J. FoxGlov writes "UCLA's Project Appleseed has been updated with new benchmarks showing their clusters of Macintosh G3s and G4s running neck and neck with Crays and kicking the snot out of Pentium II clusters, generating fractal clusters in parallel. Includes the recipe for making your own Apple-flavored Beowulf cluster. "

2 of 139 comments (clear)

  1. Don't believe all the hype. by Richard+Mills · · Score: 4

    Don't believe all this hype and go sell your Crays just yet. What many people fail to realize is that the total number of achievable MFLOPS of all the nodes in a parallel machine IS NOT a very meaningful measure of how powerful or useful the machine is. This ignores the nature of the interconnect between the processors, memory, etc., which is *extremely* important in most parallel computations, and is what makes supercomputers so damned expensive. This stuff is not Ethernet! For many types of parallel applications, Ethernet becomes such a bottleneck that no advantages can be realized from parallelizing an application.

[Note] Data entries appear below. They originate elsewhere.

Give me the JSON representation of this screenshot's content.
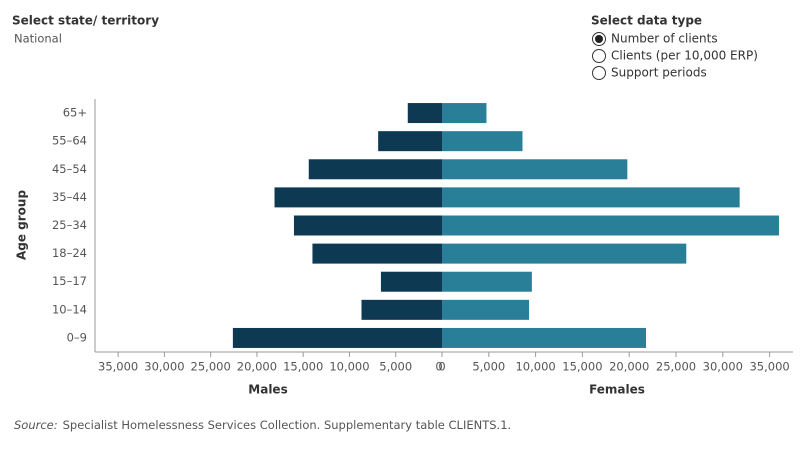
{
  "controls": {
    "state_label": "Select state/ territory",
    "state_value": "National",
    "data_type_label": "Select data type",
    "data_type_options": [
      "Number of clients",
      "Clients (per 10,000 ERP)",
      "Support periods"
    ],
    "selected": 0
  },
  "chart_data": {
    "type": "pyramid",
    "y_label": "Age group",
    "categories": [
      "65+",
      "55–64",
      "45–54",
      "35–44",
      "25–34",
      "18–24",
      "15–17",
      "10–14",
      "0–9"
    ],
    "series": [
      {
        "name": "Males",
        "color": "#0d3a52",
        "values": [
          3700,
          6900,
          14400,
          18100,
          16000,
          14000,
          6600,
          8700,
          22600
        ]
      },
      {
        "name": "Females",
        "color": "#2a7f98",
        "values": [
          4750,
          8600,
          19800,
          31800,
          36000,
          26100,
          9600,
          9300,
          21800
        ]
      }
    ],
    "xlim": [
      0,
      37500
    ],
    "xticks": [
      0,
      {
        "value": 5000,
        "label": "5,000"
      },
      {
        "value": 10000,
        "label": "10,000"
      },
      {
        "value": 15000,
        "label": "15,000"
      },
      {
        "value": 20000,
        "label": "20,000"
      },
      {
        "value": 25000,
        "label": "25,000"
      },
      {
        "value": 30000,
        "label": "30,000"
      },
      {
        "value": 35000,
        "label": "35,000"
      }
    ]
  },
  "source": {
    "prefix": "Source:",
    "text": "Specialist Homelessness Services Collection. Supplementary table CLIENTS.1."
  }
}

    The generation of fractal clusters is a classic example of what are known as "embarassingly parallel" problems in parallel computing circles. As you iterate points in the set, their evolution is independent, so a minimum of message passing is required. (In computer science-ese, "the computational graph is disconnected"). With even the crummiest of interconnects, you can get good results out of parallelizing these fractal cluster generators because the only thing that will really make a difference is the total number of FLOPS acheivable by each of the nodes. Fractal set generation is just not a very meaningful benchmark.

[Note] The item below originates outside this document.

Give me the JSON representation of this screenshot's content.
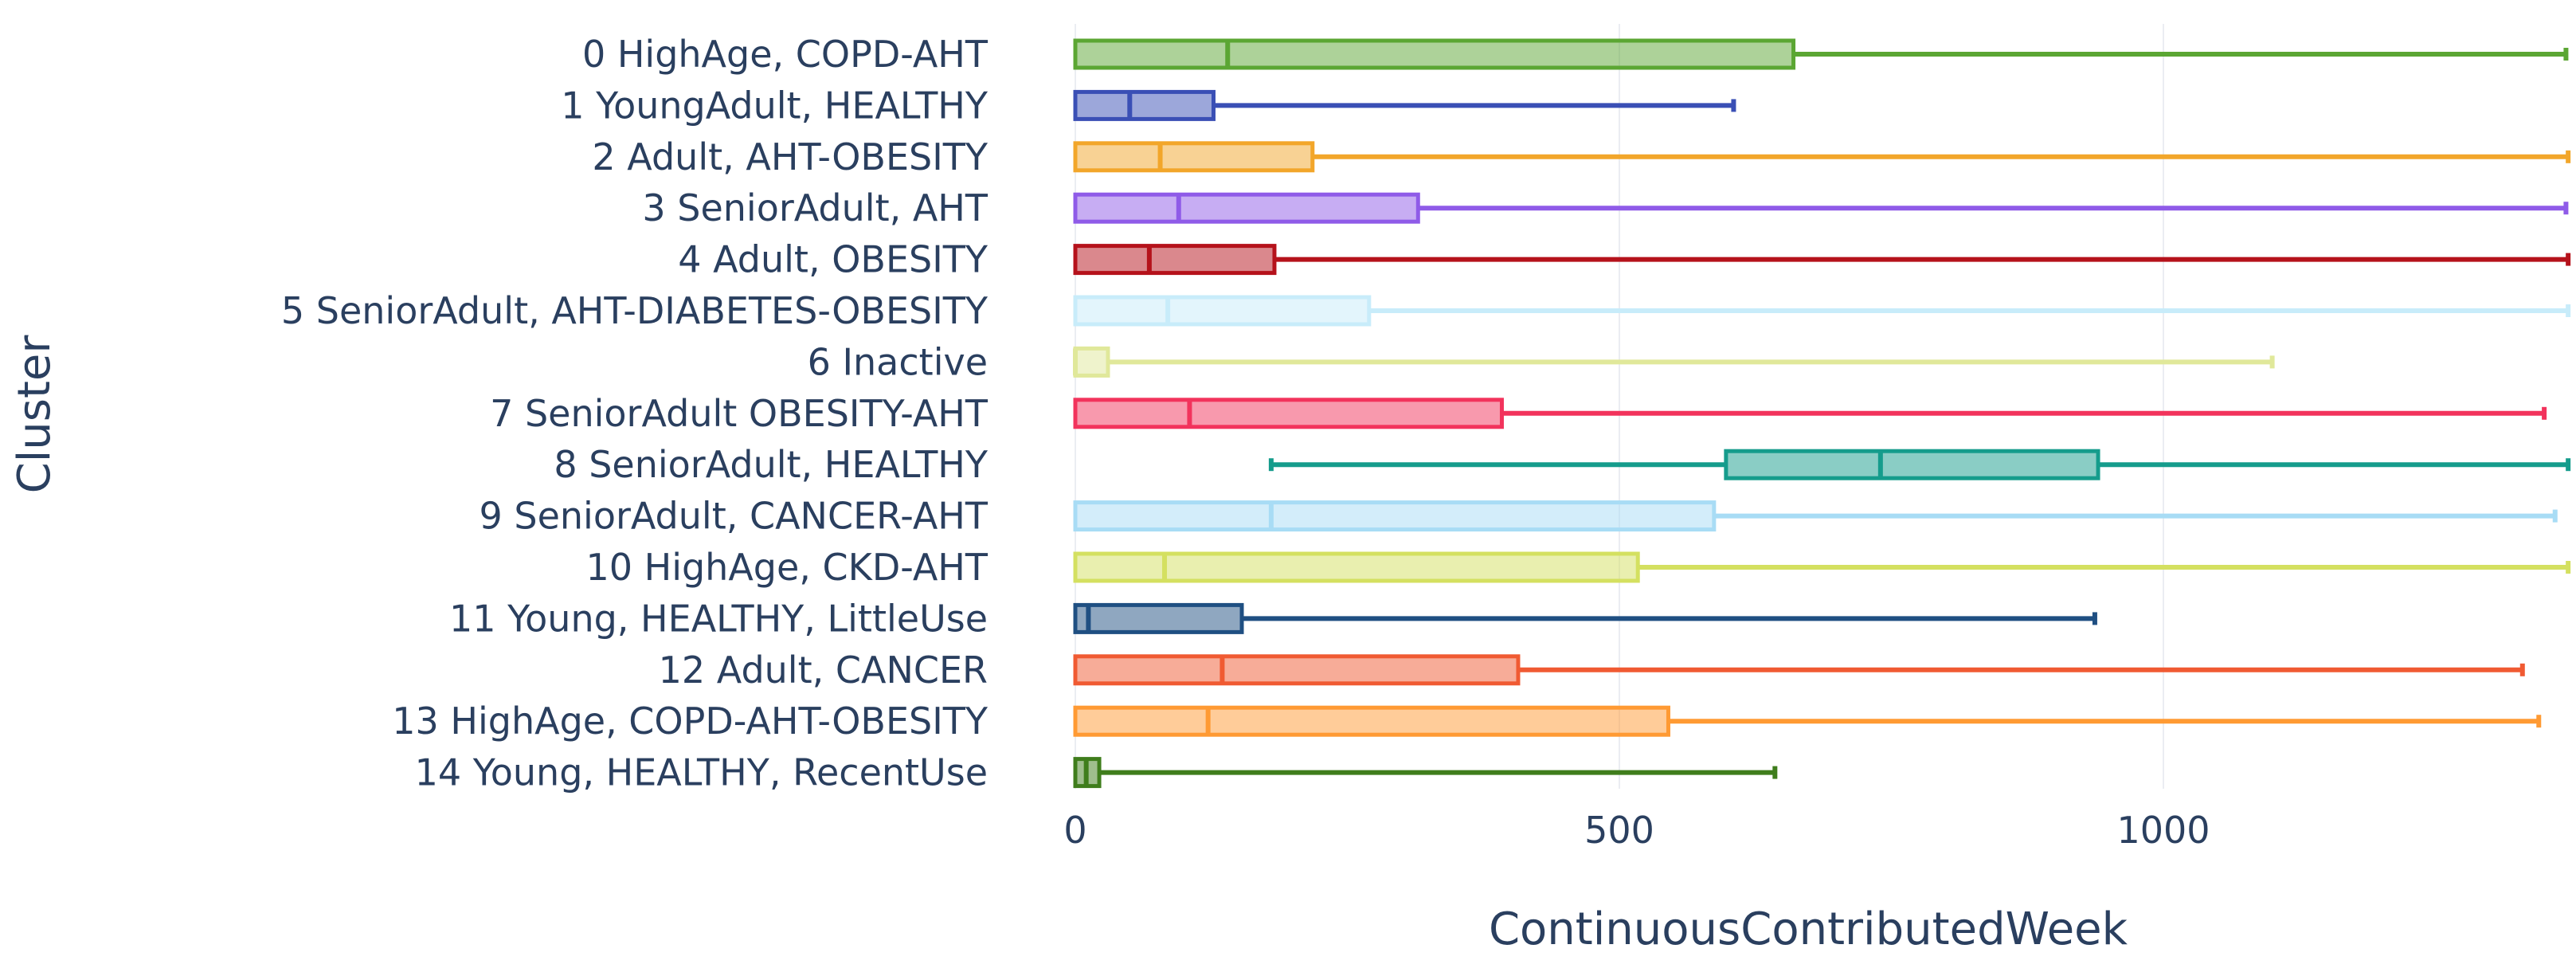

    But consider, say, a finite-element model where every point in your grid is affected by its neighbors. Then you need to do lots of message passing, and the nature of the interconnect becomes orders of magnitude more important. In this case, I guarantee you that a commercial supercomputer is going to beat the pants off of any cluster machine. This is not to say that cluster machines aren't useful, but a real "supercomputer" still has its place.

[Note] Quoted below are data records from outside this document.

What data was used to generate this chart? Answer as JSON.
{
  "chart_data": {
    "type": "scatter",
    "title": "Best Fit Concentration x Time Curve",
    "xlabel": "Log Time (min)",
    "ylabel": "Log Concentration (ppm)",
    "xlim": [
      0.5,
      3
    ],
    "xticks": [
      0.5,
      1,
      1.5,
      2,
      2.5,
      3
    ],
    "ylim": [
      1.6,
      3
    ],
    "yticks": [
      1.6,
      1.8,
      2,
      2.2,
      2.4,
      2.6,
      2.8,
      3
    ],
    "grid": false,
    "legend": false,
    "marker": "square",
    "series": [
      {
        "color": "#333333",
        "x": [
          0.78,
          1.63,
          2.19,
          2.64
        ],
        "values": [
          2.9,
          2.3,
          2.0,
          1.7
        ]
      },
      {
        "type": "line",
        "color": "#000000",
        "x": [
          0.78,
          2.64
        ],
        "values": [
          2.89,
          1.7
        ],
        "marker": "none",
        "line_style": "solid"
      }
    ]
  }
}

  2. I took the undergraduate course... by levl289 · · Score: 4

    I attended ucla as a physics major while this project was still under way, and took a more basic, introduction to computer modelling of plasma systems. The professor doing a lot of the work in this field is John Dawson. Along with him, and IIRC, more in charge of the computer systems, is Victor Decyk.
    Decyck taught half of the class, although he was technically a TA. He explained the progression away from high $$ "super computers", such as Crays, and the usefulness of clusters.

    I also had the honor of working at JPL, where Decyk was a part-time scientist in the computing/analysis department for the Experimental Measurment Devices group.
    If you look up something like "computer plasma modelling" on the 'net, you'll very likely find papers by these two...very interesting high-powered stuff - the mind boggles at just how much the computer is crunching when you realize that a large number of the plasma particles are interrelated spatially.